I found this fairly fast-paced, having gotten used to some of Ferguson's other stories, which seem to drag horribly in the middle. This one was mercifully short at 222 Kindle pages. Mild spoilers follow.
Written after 1918, this is a sort of Boy's Own adventure story, set in the innocent time before WWI, when the Germans were acting friendly to Britain on their face, but plotting conquest behind their backs. A Scottish doctor studying in Berlin comes across a packet with a paper inside under very disturbing circumstances, and is chased around by deadly enemies who want to retrieve it. He has adventures getting out of Germany and back to Scotland, where he thinks himself safe at his remote Scottish home. He is found, however, and leads them on a merry chase away from his mother's house to London and then the Kentish coast. for the exciting conclusion. A young woman also gets involved. This would have made a good early Hitchcock film, in the vein of The 39 Steps.
As so many of Ferguson's stories seem to do, the plot turns on a mysterious paper which, when he finally is able to open it, turns out to be a childish drawing. What this drawing means is not immediately clear, and even when he has figured out some of it, he can't get anyone to believe it is anything more significant than it appears, until ... well, I'll leave that for you to discover.
A decent thriller very much in the tradition of John Buchan's The Thirty-Nine Steps.
In the Berlin of 1914 a dying man hands over a package to our everyman hero, a medical student from Scotland called Abercromby, a difficult name for the baddies to get right although I was disappointed that amongst all their mispronuciations no-one thought to call him Apllecrumbly.
From this moment on he will be hunted from Berlin to Hamburg and then from Scotland, where he is chased through the heater of Kincaidshire, down to London and finaly the Kentish coast where the roles of hunter and hunted are reversed.
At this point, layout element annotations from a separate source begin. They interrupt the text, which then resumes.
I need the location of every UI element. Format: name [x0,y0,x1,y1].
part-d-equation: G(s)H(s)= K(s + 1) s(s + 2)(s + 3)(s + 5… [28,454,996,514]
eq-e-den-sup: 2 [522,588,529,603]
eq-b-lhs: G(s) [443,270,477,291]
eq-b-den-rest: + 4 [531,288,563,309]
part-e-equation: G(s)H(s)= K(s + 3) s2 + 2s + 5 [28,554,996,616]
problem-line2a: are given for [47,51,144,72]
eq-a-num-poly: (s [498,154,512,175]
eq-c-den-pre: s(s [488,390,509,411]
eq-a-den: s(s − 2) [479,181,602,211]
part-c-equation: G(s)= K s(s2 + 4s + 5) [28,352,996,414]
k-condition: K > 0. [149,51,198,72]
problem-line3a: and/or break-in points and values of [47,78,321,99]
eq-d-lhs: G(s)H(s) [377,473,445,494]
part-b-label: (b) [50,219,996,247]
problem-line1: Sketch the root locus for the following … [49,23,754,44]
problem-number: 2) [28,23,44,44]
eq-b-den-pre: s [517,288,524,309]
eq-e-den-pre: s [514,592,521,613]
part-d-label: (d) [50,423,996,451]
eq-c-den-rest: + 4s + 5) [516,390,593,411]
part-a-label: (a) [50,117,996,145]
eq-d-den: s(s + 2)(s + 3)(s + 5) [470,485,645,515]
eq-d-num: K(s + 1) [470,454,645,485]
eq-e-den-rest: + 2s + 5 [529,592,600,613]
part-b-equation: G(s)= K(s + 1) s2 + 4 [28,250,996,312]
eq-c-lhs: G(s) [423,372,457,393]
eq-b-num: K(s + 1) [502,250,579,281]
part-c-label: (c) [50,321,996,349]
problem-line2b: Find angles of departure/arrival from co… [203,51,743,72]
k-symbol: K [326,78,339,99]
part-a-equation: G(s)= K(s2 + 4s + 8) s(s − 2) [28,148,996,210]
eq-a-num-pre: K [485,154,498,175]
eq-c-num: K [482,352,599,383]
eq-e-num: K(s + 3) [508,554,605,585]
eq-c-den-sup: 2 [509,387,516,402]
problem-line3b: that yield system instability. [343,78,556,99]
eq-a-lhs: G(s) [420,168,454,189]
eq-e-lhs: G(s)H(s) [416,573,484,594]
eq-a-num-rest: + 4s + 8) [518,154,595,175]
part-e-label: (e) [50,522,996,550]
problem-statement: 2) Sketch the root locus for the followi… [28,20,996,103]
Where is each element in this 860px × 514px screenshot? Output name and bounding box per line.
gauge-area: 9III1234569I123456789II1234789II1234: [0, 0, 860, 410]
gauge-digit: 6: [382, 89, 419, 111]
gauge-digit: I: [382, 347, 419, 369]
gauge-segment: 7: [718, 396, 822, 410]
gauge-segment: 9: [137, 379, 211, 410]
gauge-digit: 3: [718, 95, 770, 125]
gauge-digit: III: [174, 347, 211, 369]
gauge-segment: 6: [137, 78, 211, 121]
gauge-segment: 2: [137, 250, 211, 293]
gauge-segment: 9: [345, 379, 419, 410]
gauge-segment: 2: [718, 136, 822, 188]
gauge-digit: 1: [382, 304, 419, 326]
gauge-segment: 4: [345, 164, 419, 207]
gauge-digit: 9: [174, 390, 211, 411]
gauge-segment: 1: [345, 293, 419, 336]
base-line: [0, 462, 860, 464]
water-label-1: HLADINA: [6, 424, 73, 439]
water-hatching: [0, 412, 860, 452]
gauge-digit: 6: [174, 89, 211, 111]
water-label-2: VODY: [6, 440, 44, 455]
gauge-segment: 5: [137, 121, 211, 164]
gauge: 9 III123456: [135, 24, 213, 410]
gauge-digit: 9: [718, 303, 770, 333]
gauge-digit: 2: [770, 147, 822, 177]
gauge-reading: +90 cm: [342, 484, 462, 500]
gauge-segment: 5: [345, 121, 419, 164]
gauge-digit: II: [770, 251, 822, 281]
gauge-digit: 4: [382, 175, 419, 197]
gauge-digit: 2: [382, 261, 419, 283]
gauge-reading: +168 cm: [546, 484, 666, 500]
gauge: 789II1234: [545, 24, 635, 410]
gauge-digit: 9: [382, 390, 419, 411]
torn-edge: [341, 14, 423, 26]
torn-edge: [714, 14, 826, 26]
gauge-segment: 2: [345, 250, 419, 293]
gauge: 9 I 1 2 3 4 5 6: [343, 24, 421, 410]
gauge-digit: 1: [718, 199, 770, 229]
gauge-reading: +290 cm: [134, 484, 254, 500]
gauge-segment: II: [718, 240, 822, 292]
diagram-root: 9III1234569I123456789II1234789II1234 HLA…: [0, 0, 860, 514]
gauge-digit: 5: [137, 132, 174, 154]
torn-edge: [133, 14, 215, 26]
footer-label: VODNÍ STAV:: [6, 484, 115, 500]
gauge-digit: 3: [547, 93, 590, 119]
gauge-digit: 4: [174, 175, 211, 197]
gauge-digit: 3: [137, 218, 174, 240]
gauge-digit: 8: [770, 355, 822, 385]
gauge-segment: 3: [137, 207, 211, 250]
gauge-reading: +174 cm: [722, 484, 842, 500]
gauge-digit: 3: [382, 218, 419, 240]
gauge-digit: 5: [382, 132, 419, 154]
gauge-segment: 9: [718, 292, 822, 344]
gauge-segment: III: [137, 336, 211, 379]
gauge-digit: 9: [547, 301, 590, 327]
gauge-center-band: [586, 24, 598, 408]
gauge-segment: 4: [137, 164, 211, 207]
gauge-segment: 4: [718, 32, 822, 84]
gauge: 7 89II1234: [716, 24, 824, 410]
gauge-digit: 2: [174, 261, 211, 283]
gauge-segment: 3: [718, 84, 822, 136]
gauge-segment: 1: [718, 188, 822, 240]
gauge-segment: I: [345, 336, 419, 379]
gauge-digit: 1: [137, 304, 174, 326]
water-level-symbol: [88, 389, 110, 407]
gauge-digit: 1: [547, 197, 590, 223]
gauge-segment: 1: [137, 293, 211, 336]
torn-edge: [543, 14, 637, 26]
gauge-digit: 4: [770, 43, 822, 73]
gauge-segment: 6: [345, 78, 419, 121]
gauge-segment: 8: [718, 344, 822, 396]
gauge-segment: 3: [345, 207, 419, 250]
There is the usual conspiracy of German spies with agents everywhere, the Macguffin in this instance looks like a child's drawing but is in fact...well, it doesn't matter what it really is of course.
Fortunately for Aplleturnover he has the assistance of Margarita Thompson, a plucky heroine who helps him along the way, as well as a few random Scotsmen who turn up in all sorts of places. There is the usual powerful super-villain to contend a knack for impersonations.
Not up to the standard of Buchan but not bad by any means.